John Jay was appointed by George Washington to be the first Chief Justice of the U.S. Supreme Court.
Jay helped found the New York State Society for Promoting the Manumission (Freeing) of Slaves in 1785, filing lawsuits on behalf of slaves.
John Jay wrote to Benjamin Rush, MARCH 24, 1785:
“I wish to see all…discriminations everywhere abolished, and that the time may soon come when all our inhabitants of every colour and denomination shall be free and equal partakers of our political liberty.”
Jay helped found New York’s African Free School in 1787 and supported it financially.
Jay bought slaves in order to free them, writing:
“I purchase slaves and manumit them.”
As Governor of New York, John Jay signed an Act for the Gradual Abolition of Slavery in 1799, prohibiting the exportation of slaves and making a path for children of slaves to attain freedom.
John Jay was also president of the American Bible Society, 1821-1828.
Newspaper editor Horace Greeley stated in 1854:
“To Chief Justice Jay may be attributed, more than to any other man, the abolition of Negro bondage in this State.”
John Jay’s son, William Jay (1789-1858), founded New York City’s Anti-Slavery Society in 1833.
William Jay drafted the constitution for the American Anti-Slavery Society and served as its corresponding foreign secretary, 1835-1837.
William Jay was the first judge of New York’s Westchester County from 1820 to 1842, but was removed on account of his strong anti-slavery views.
William Jay helped to found the American Bible Society in 1818.
William Jay’s son, John Jay II (1817-1894), was manager of the New York Young Men’s Anti-Slavery Society in 1834.
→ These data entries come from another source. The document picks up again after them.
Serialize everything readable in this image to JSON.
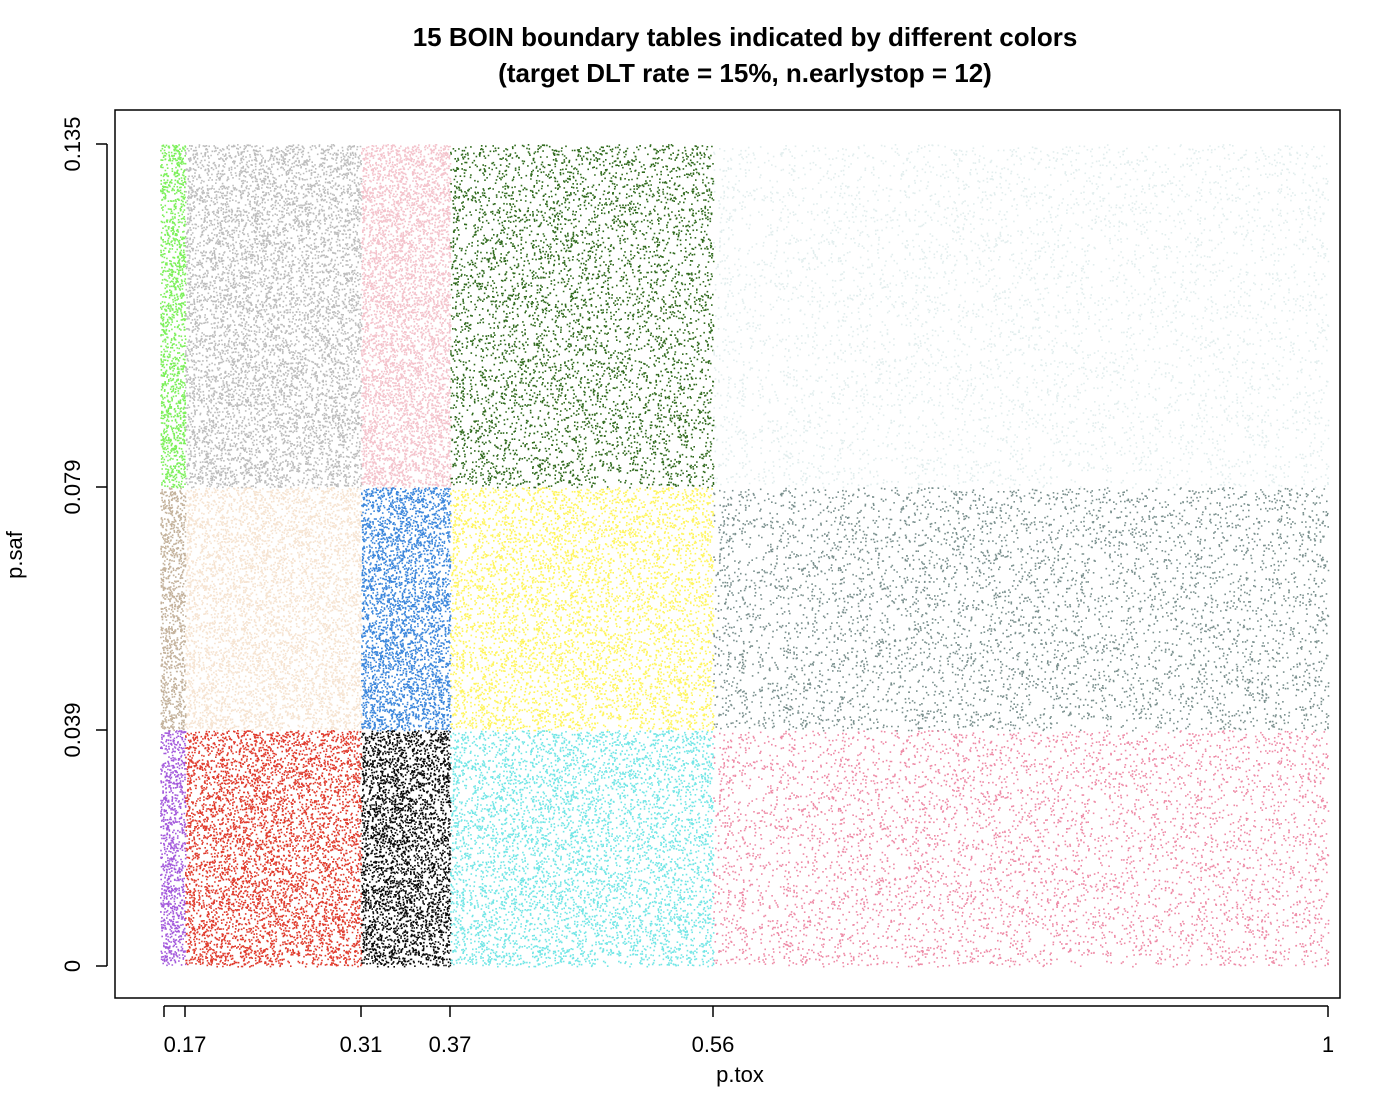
{
  "chart_data": {
    "type": "scatter",
    "title": "15 BOIN boundary tables indicated by different colors",
    "subtitle": "(target DLT rate = 15%, n.earlystop = 12)",
    "xlabel": "p.tox",
    "ylabel": "p.saf",
    "x_ticks": [
      {
        "value": 0.155,
        "label": ""
      },
      {
        "value": 0.17,
        "label": "0.17"
      },
      {
        "value": 0.31,
        "label": "0.31"
      },
      {
        "value": 0.37,
        "label": "0.37"
      },
      {
        "value": 0.56,
        "label": "0.56"
      },
      {
        "value": 1.0,
        "label": "1"
      }
    ],
    "y_ticks": [
      {
        "value": 0,
        "label": "0"
      },
      {
        "value": 0.039,
        "label": "0.039"
      },
      {
        "value": 0.079,
        "label": "0.079"
      },
      {
        "value": 0.135,
        "label": "0.135"
      }
    ],
    "x_breaks": [
      0.15,
      0.17,
      0.31,
      0.37,
      0.56,
      1.0
    ],
    "y_breaks": [
      0,
      0.039,
      0.079,
      0.135
    ],
    "regions": [
      {
        "x": [
          0.15,
          0.17
        ],
        "y": [
          0.079,
          0.135
        ],
        "color": "#7CF05A"
      },
      {
        "x": [
          0.17,
          0.31
        ],
        "y": [
          0.079,
          0.135
        ],
        "color": "#BDBDBD"
      },
      {
        "x": [
          0.31,
          0.37
        ],
        "y": [
          0.079,
          0.135
        ],
        "color": "#F4C3CC"
      },
      {
        "x": [
          0.37,
          0.56
        ],
        "y": [
          0.079,
          0.135
        ],
        "color": "#2F6A1C"
      },
      {
        "x": [
          0.56,
          1.0
        ],
        "y": [
          0.079,
          0.135
        ],
        "color": "#E2EEEE"
      },
      {
        "x": [
          0.15,
          0.17
        ],
        "y": [
          0.039,
          0.079
        ],
        "color": "#C4B29C"
      },
      {
        "x": [
          0.17,
          0.31
        ],
        "y": [
          0.039,
          0.079
        ],
        "color": "#F6E4D2"
      },
      {
        "x": [
          0.31,
          0.37
        ],
        "y": [
          0.039,
          0.079
        ],
        "color": "#3C87DC"
      },
      {
        "x": [
          0.37,
          0.56
        ],
        "y": [
          0.039,
          0.079
        ],
        "color": "#FFF55C"
      },
      {
        "x": [
          0.56,
          1.0
        ],
        "y": [
          0.039,
          0.079
        ],
        "color": "#7A908E"
      },
      {
        "x": [
          0.15,
          0.17
        ],
        "y": [
          0,
          0.039
        ],
        "color": "#A45ADC"
      },
      {
        "x": [
          0.17,
          0.31
        ],
        "y": [
          0,
          0.039
        ],
        "color": "#E03C2E"
      },
      {
        "x": [
          0.31,
          0.37
        ],
        "y": [
          0,
          0.039
        ],
        "color": "#0A0A0A"
      },
      {
        "x": [
          0.37,
          0.56
        ],
        "y": [
          0,
          0.039
        ],
        "color": "#72E6E6"
      },
      {
        "x": [
          0.56,
          1.0
        ],
        "y": [
          0,
          0.039
        ],
        "color": "#EE8AA6"
      }
    ],
    "grid": false,
    "legend": "none"
  }
}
John Jay II was a prominent member of the anti-slavery Free Soil Party.
John Jay II later helped found in New York a branch of the new political party dedicated to the social issue of ending slavery – the Republican Party.
Supreme Court Justice Joseph Story and former President John Quincy Adams helped establish the illegality of the slave trade in 1844, as portrayed in Steven Spielberg’s 1997 movie Amistad.
Salmon P. Chase coined the slogan of the Free Soil Party:
“Free Soil, Free Labor, Free Men.”
A member of the newly created Republican Party, Salmon P. Chase defended so many escaped slaves that he was nicknamed “Attorney-General of Fugitive Slaves.”
Salmon P. Chase was appointed by President Abraham Lincoln as Chief Justice of the Supreme Court where he admitted John Rock as the first African-American attorney to argue cases before the Supreme Court.
Cassius Marcellus Clay heard William Lloyd Garrison speak while a student at Yale and became an abolitionist.
Cassius Marcellus Clay helped to found the Republican Party and served three terms as a Kentucky Representative till he lost his seat due to his strong anti-slavery views.
In 1843, pro-slavery Democrats attacked Cassius Marcellus Clay and shot him in the chest, but he was able to fight them off with his Bowie knife.
Clay began publishing an anti-slavery newspaper in 1845 called The True American.
He received death threats and had to barricade his newspaper office doors. A pro-slavery Democrat mob broke in and stole his printing equipment.
In 1849, while making an anti-slavery speech, Clay was attacked, beaten, stabbed, and almost shot, till he fought off his attackers.
Cassius Marcellus Clay helped pressure Republican President Abraham Lincoln to issue the Emancipation Proclamation.
As Minister to Russia, Clay helped negotiate the U.S. purchase of Alaska.
Anti-slavery leader Rufus King was born MARCH 24, 1755.
Rufus King was a Harvard graduate who was an aide to General Sullivan during the Revolutionary War.
At 32 years old, Rufus King was one of the youngest signers of the U.S. Constitution.
Rufus King later served as U.S. Minister to England, U.S. Senator from New York, and was a candidate for U.S. President.
In a speech made before the Senate at the time Missouri was petitioning for statehood, Rufus King stated:
“I hold that all laws or compacts imposing any such condition as slavery upon any human being are absolutely void because they are contrary to the law of nature, which is the law of God.”